The good news is that the Scan at the end of Jan 2013 showed very minimal /if any growth of the tumors since the September 2012 scans. He is due to have one more scan today ahead of the chemo, with a view to starting chemo on 23rd April. However, we have been told that depending on the results the chemo may be delayed. We were told that it is important to start at precisely the right time (i.e. not to start too early but to catch it before it advances too much) as the chemo can only be done once because the cancer builds up a tolerance to the drugs??

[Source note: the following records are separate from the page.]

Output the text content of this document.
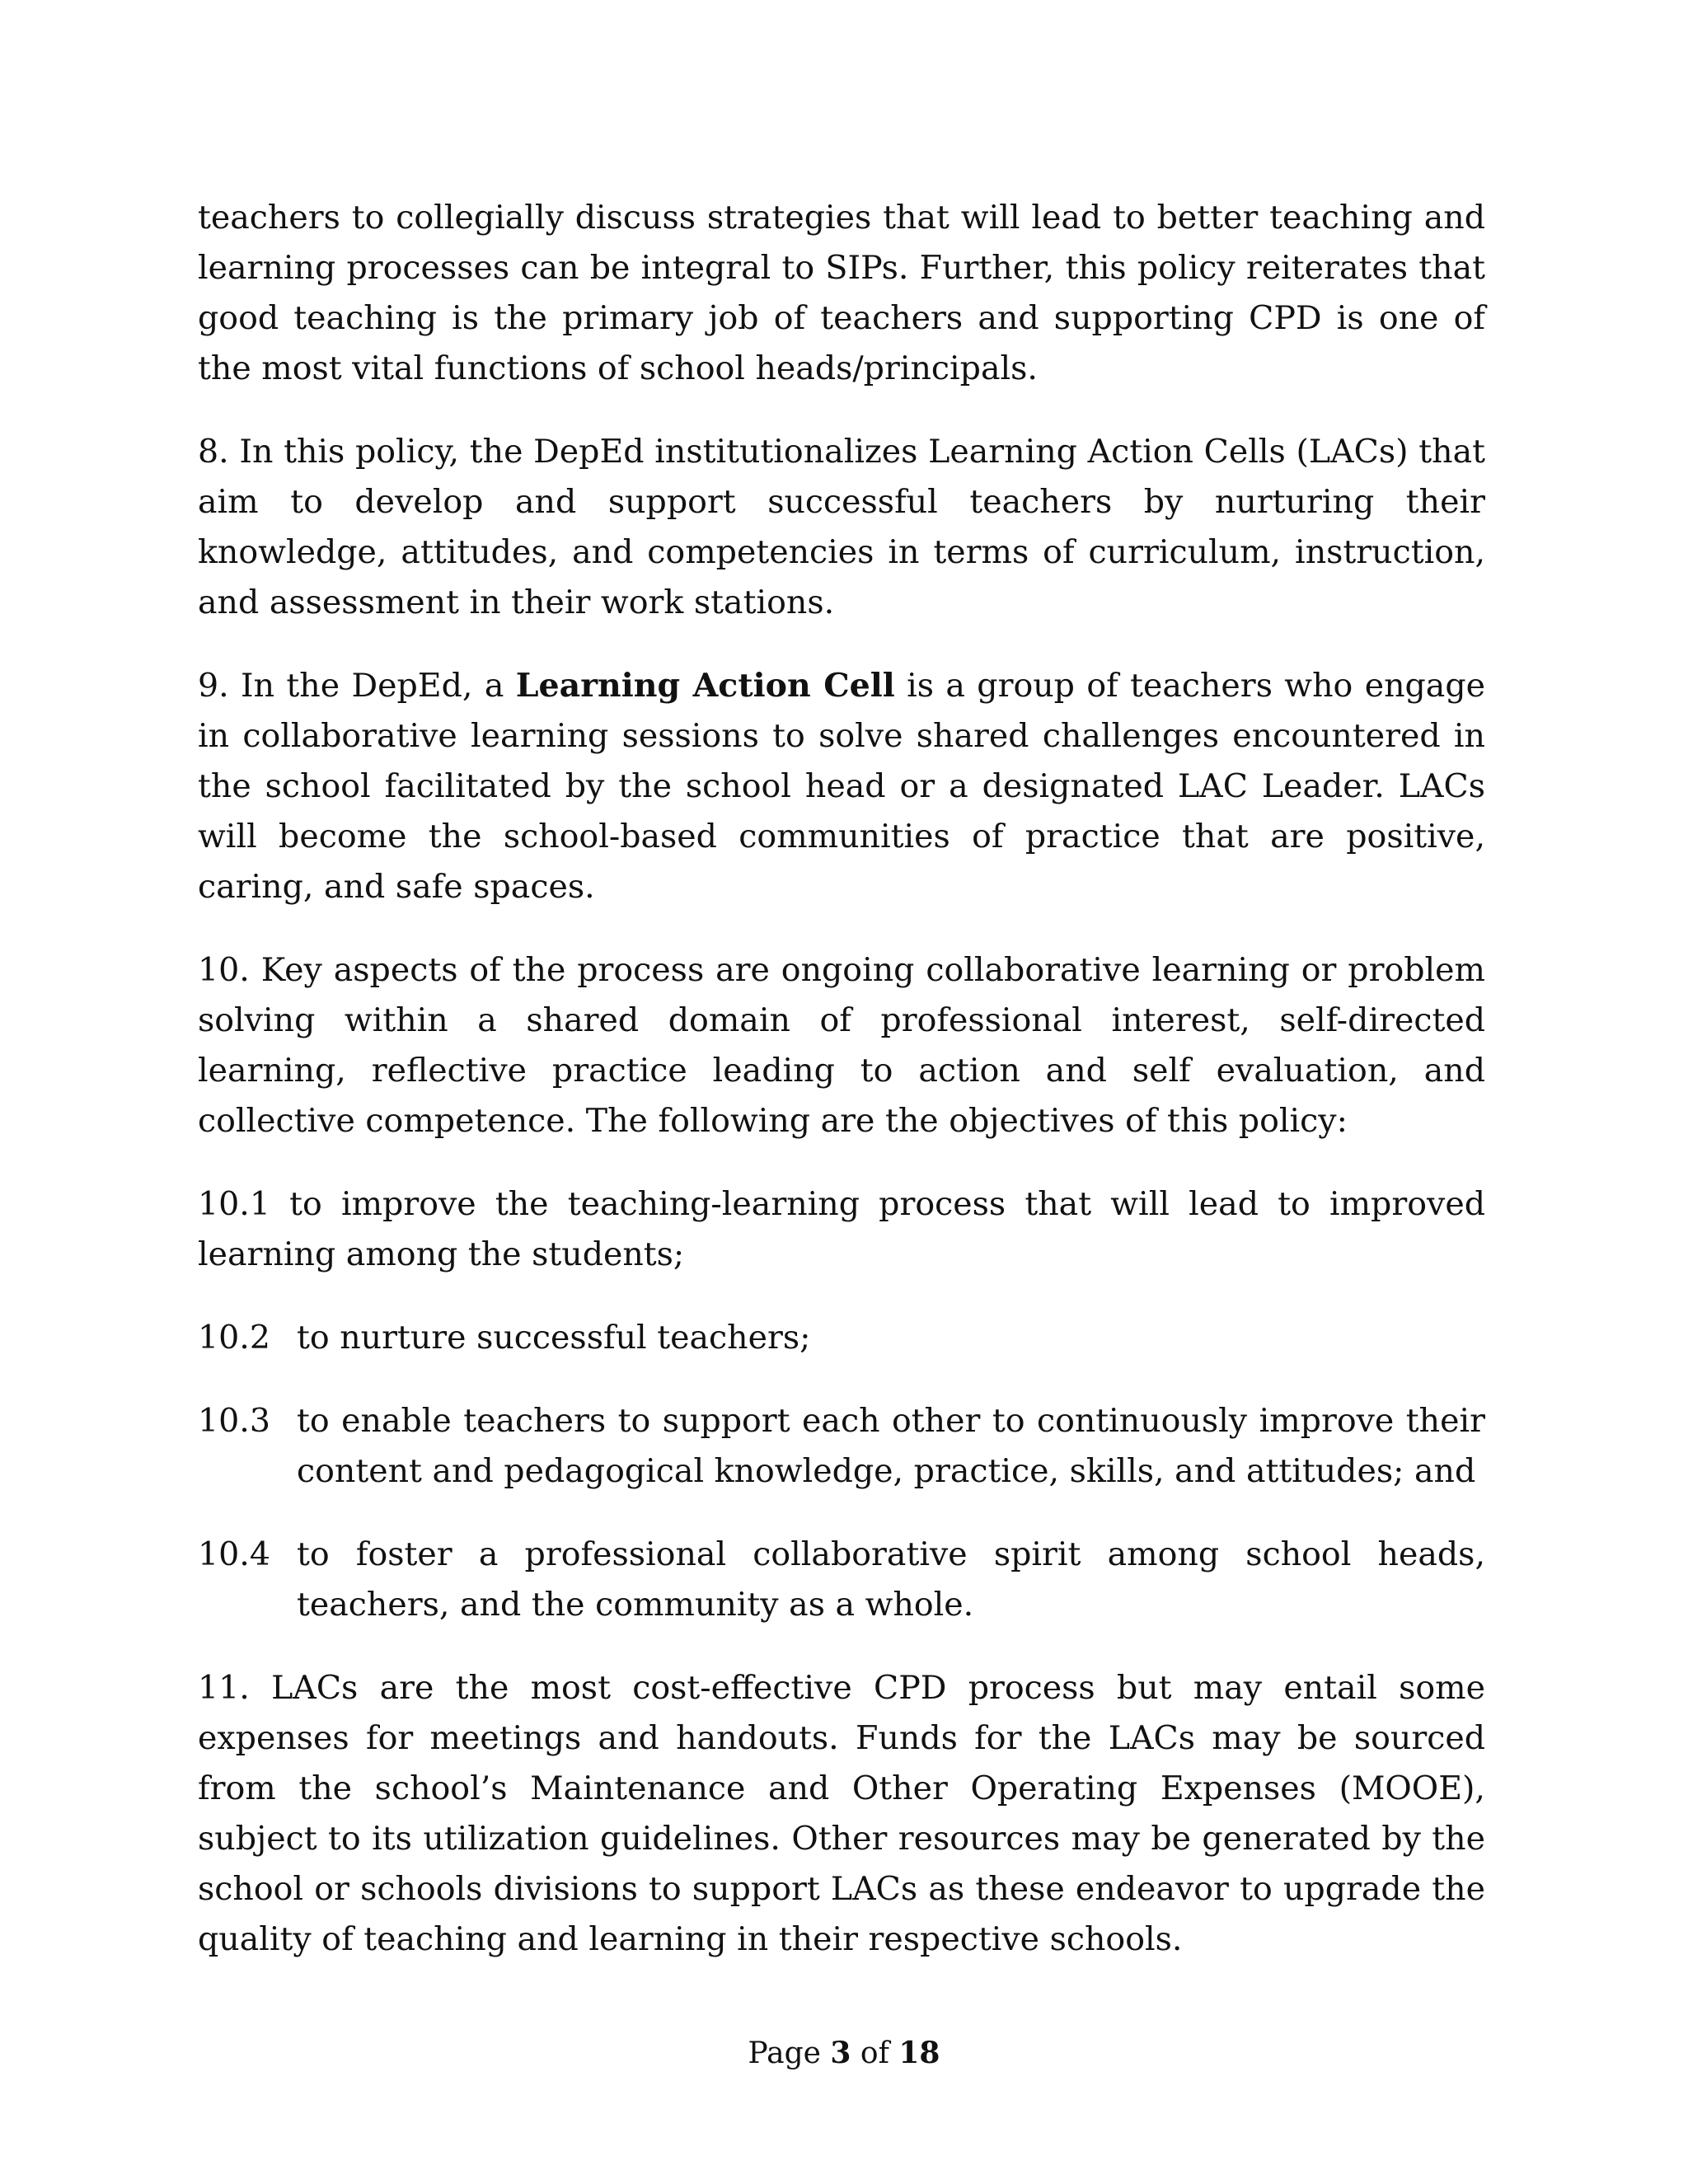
teachers to collegially discuss strategies that will lead to better teaching and learning processes can be integral to SIPs. Further, this policy reiterates that good teaching is the primary job of teachers and supporting CPD is one of the most vital functions of school heads/principals.

8. In this policy, the DepEd institutionalizes Learning Action Cells (LACs) that aim to develop and support successful teachers by nurturing their knowledge, attitudes, and competencies in terms of curriculum, instruction, and assessment in their work stations.

9. In the DepEd, a Learning Action Cell is a group of teachers who engage in collaborative learning sessions to solve shared challenges encountered in the school facilitated by the school head or a designated LAC Leader. LACs will become the school-based communities of practice that are positive, caring, and safe spaces.

10. Key aspects of the process are ongoing collaborative learning or problem solving within a shared domain of professional interest, self-directed learning, reflective practice leading to action and self evaluation, and collective competence. The following are the objectives of this policy:

10.1 to improve the teaching-learning process that will lead to improved learning among the students;

10.2 to nurture successful teachers;
10.3 to enable teachers to support each other to continuously improve their content and pedagogical knowledge, practice, skills, and attitudes; and
10.4 to foster a professional collaborative spirit among school heads, teachers, and the community as a whole.

11. LACs are the most cost-effective CPD process but may entail some expenses for meetings and handouts. Funds for the LACs may be sourced from the school’s Maintenance and Other Operating Expenses (MOOE), subject to its utilization guidelines. Other resources may be generated by the school or schools divisions to support LACs as these endeavor to upgrade the quality of teaching and learning in their respective schools.

Page 3 of 18
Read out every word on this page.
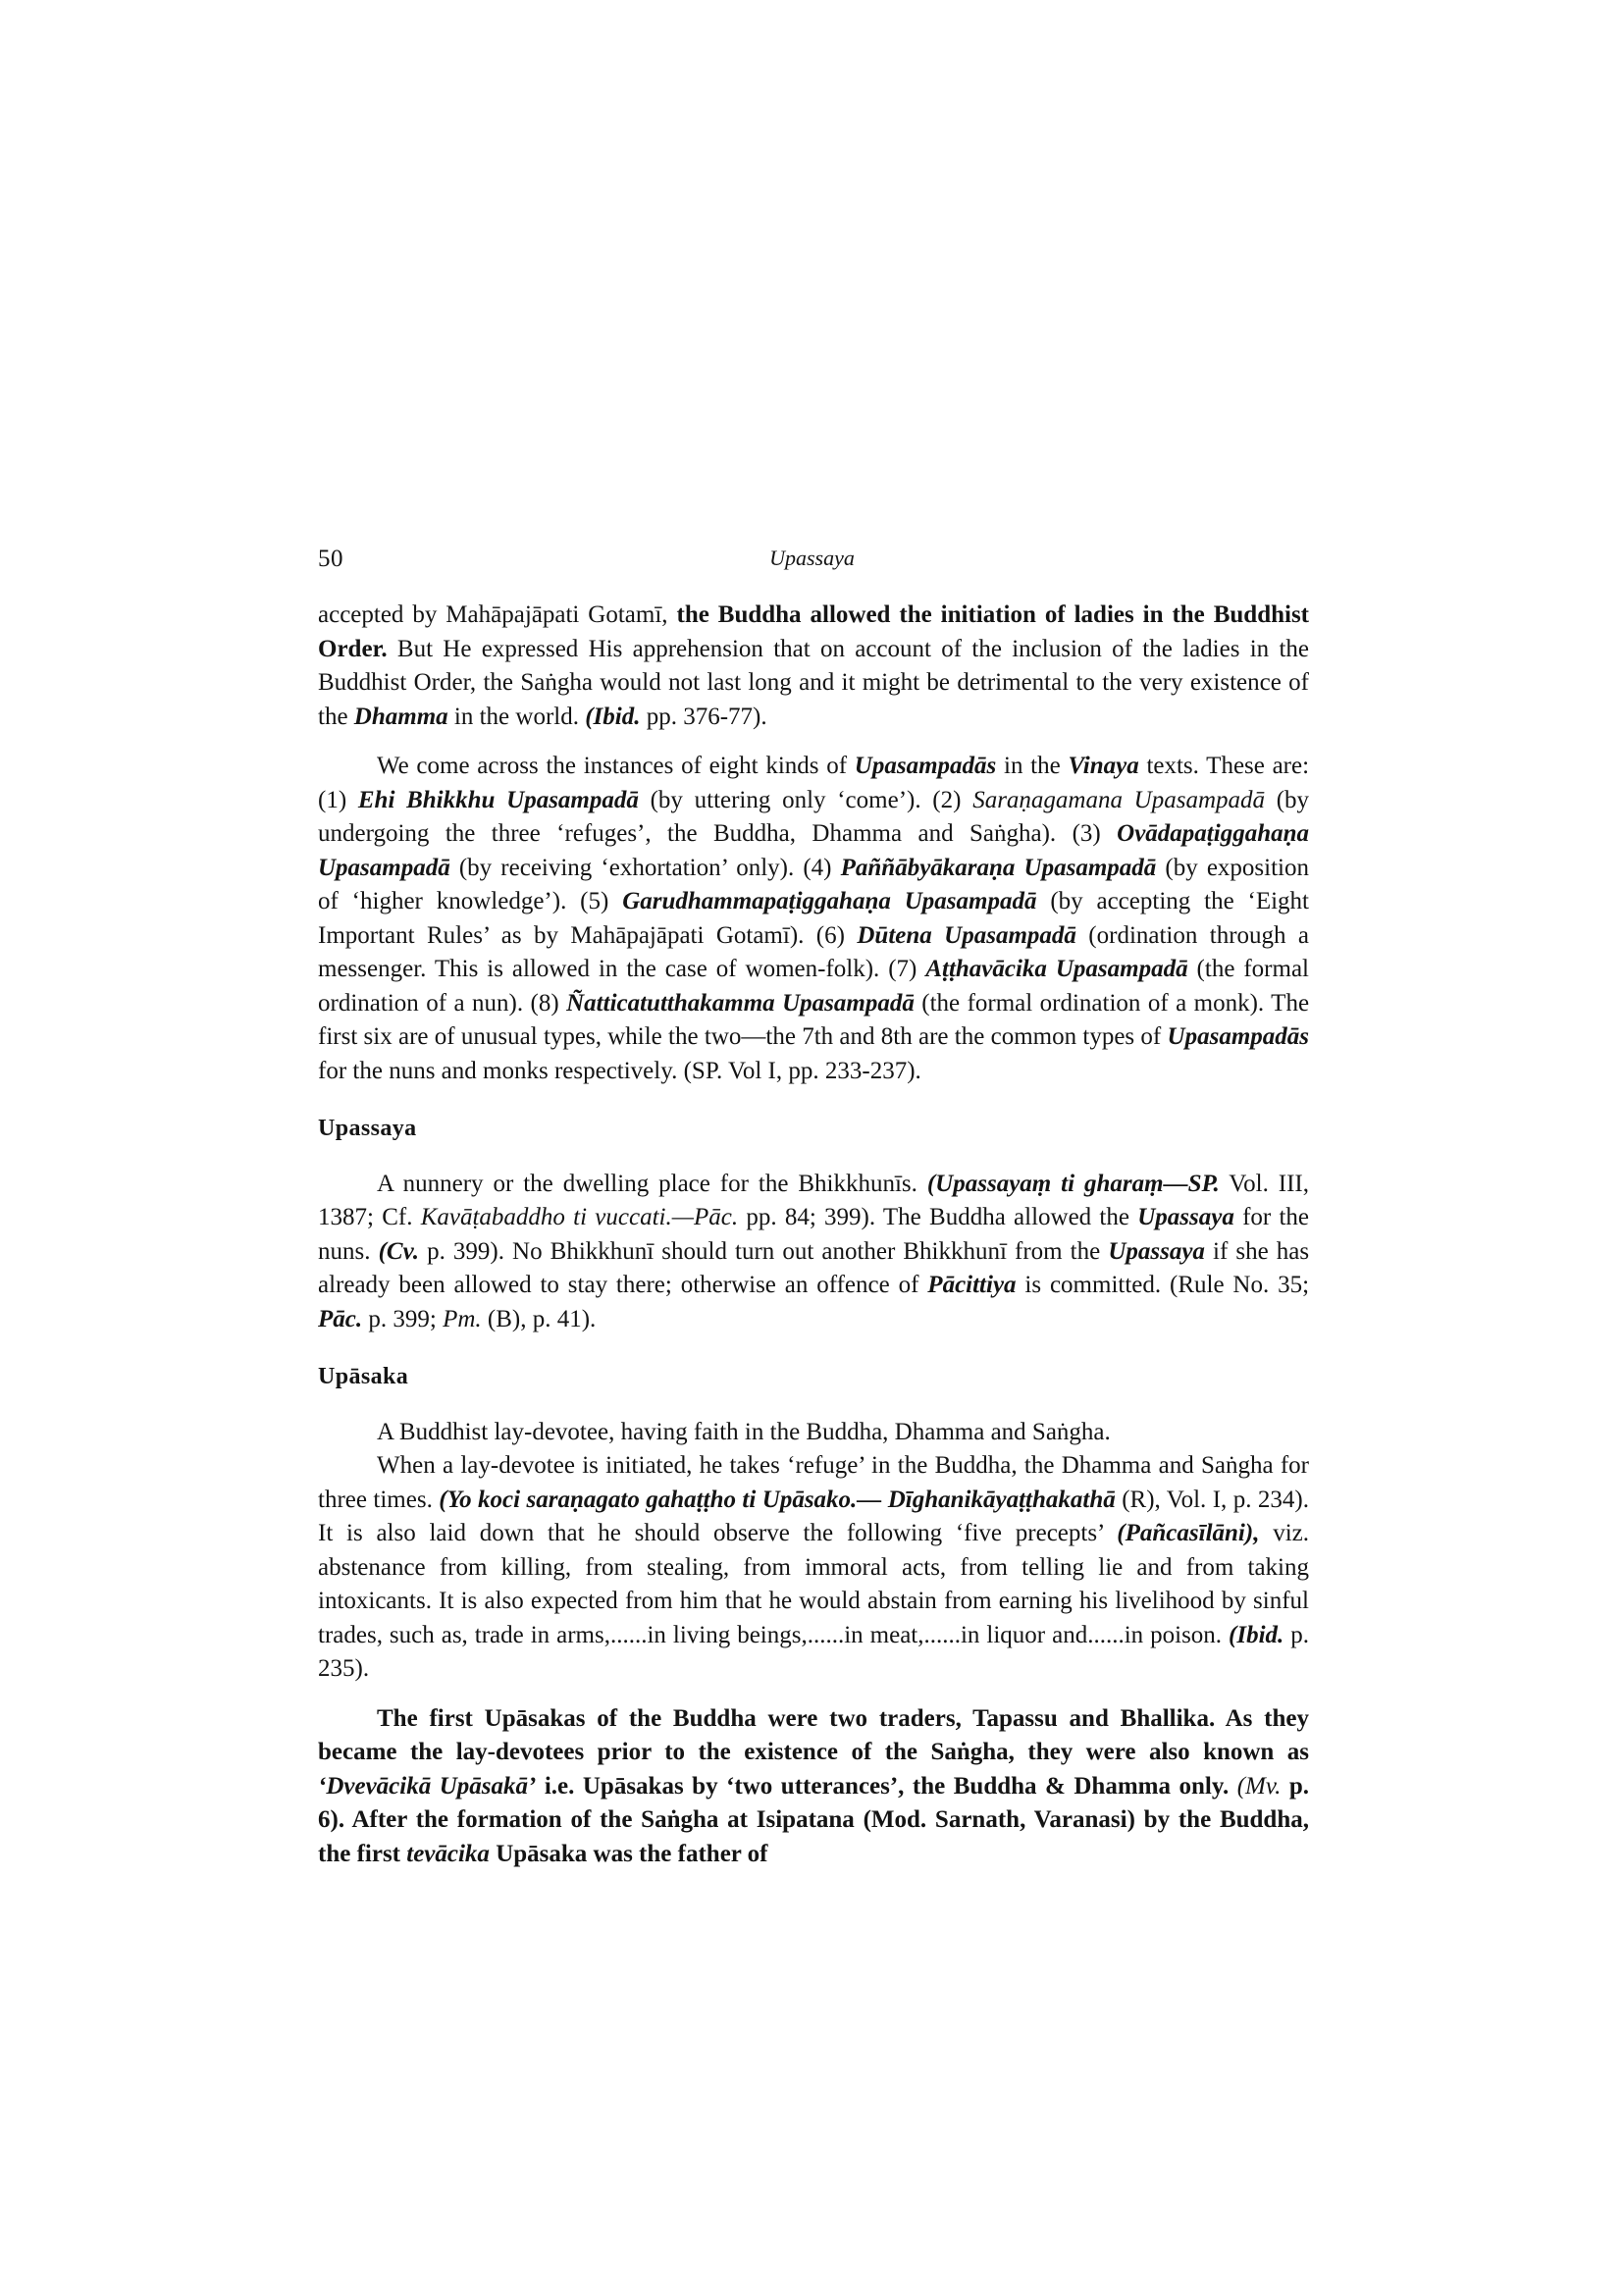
50	Upassaya

accepted by Mahāpajāpati Gotamī, the Buddha allowed the initiation of ladies in the Buddhist Order. But He expressed His apprehension that on account of the inclusion of the ladies in the Buddhist Order, the Saṅgha would not last long and it might be detrimental to the very existence of the Dhamma in the world. (Ibid. pp. 376-77).

We come across the instances of eight kinds of Upasampadās in the Vinaya texts. These are: (1) Ehi Bhikkhu Upasampadā (by uttering only ‘come’). (2) Saraṇagamana Upasampadā (by undergoing the three ‘refuges’, the Buddha, Dhamma and Saṅgha). (3) Ovādapaṭiggahaṇa Upasampadā (by receiving ‘exhortation’ only). (4) Paññābyākaraṇa Upasampadā (by exposition of ‘higher knowledge’). (5) Garudhammapaṭiggahaṇa Upasampadā (by accepting the ‘Eight Important Rules’ as by Mahāpajāpati Gotamī). (6) Dūtena Upasampadā (ordination through a messenger. This is allowed in the case of women-folk). (7) Aṭṭhavācika Upasampadā (the formal ordination of a nun). (8) Ñatticatutthakamma Upasampadā (the formal ordination of a monk). The first six are of unusual types, while the two—the 7th and 8th are the common types of Upasampadās for the nuns and monks respectively. (SP. Vol I, pp. 233-237).

Upassaya

A nunnery or the dwelling place for the Bhikkhunīs. (Upassayaṃ ti gharaṃ—SP. Vol. III, 1387; Cf. Kavāṭabaddho ti vuccati.—Pāc. pp. 84; 399). The Buddha allowed the Upassaya for the nuns. (Cv. p. 399). No Bhikkhunī should turn out another Bhikkhunī from the Upassaya if she has already been allowed to stay there; otherwise an offence of Pācittiya is committed. (Rule No. 35; Pāc. p. 399; Pm. (B), p. 41).

Upāsaka

A Buddhist lay-devotee, having faith in the Buddha, Dhamma and Saṅgha.

When a lay-devotee is initiated, he takes ‘refuge’ in the Buddha, the Dhamma and Saṅgha for three times. (Yo koci saraṇagato gahaṭṭho ti Upāsako.— Dīghanikāyaṭṭhakathā (R), Vol. I, p. 234). It is also laid down that he should observe the following ‘five precepts’ (Pañcasīlāni), viz. abstenance from killing, from stealing, from immoral acts, from telling lie and from taking intoxicants. It is also expected from him that he would abstain from earning his livelihood by sinful trades, such as, trade in arms,......in living beings,......in meat,......in liquor and......in poison. (Ibid. p. 235).

The first Upāsakas of the Buddha were two traders, Tapassu and Bhallika. As they became the lay-devotees prior to the existence of the Saṅgha, they were also known as ‘Dvevācikā Upāsakā’ i.e. Upāsakas by ‘two utterances’, the Buddha & Dhamma only. (Mv. p. 6). After the formation of the Saṅgha at Isipatana (Mod. Sarnath, Varanasi) by the Buddha, the first tevācika Upāsaka was the father of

And finally, a few more points to note. Following the decision from Sheffield Weston Park in November 2012 where we were essentially told that nothing was going to be done, we decided to start doing whatever we could to try and delay/reduce any further growth. My dad started on the anti-cancer diets and picked up the following books:
We found the books quite useful and have helped him to maintain a healthy diet, cutting out all the sugary foods and processed rubbish in supermarkets and eating mainly a predominantly organic vegetable orientated diet. It has been quite difficult for him as my dad always did have a sweet tooth! He also bought a juicer and makes some lovely juices using all different types of vegetables and fruits. What I found astounding though is the fact the literally none of the doctors or medical profession (that we have come across) seem to believe that these changes to diets actually make a difference! We just keep getting told “everything in moderation”, seems a bit of a cop-out answer to me but, hey ho whatever happens I can’t believe that maintaining a healthy diet is a bad thing, for one it surely boosts your immune system and that has got to be key in fighting cancer and it’s symptoms.
A friend also advised us about trying hemp oil (basically an oil containing Cannabinoids from the Cannabis plant). At first I thought the idea to be completely ridiculous not to mention the illegalities of it, but, if you do your research there are plenty of personal experiences and studies out there (albeit mainly limited to animal and cell lining studies) which show some positive results in the treatment of cancer using extracts from the Cannabis plant. I found this one very interesting: http://petition.iowamedicalmarijuana.org/2012/Leelawat_2010.pdf
Also, if you look up ‘Sativex’ you will find that GW Pharmaceuticals have developed a similar kind of spray that is used to treat patients with multiple sclerosis, so the proof is in the pudding that the true medicinal values marijuana are starting to surface.
Anyway, we did manage to source some hemp oil from a friend and as I mentioned earlier the scans between September and Jan there were no signs of tumor growth. Whether this can be put down to the hemp oil or the diet, I cannot say, but it is food for thought at least.
We also spoke to the doctors about the hemp oil and most of them laughed it off saying they had never heard of it. However, we were told that they didn’t think it could do any harm in taking it (at least while he was not on any other medication) and most recently the doctor in Leeds told us that actually they were currently undertaking clinical trials in Leeds involving Cannabis related medications.
As things stand currently my dad remains in good general health, he is showing no symptoms of the cancer at present and continues to live a relatively normal life. The outlook of the consultants and doctors remain mostly negative and keep reminding us of the poor life expectancy (it does wonders for confidence that…), but we are nearly 6 years on from the original diagnosis and unless the cancer suddenly becomes more aggressive (fingers crossed it doesn’t) I believe there is still plenty of hope!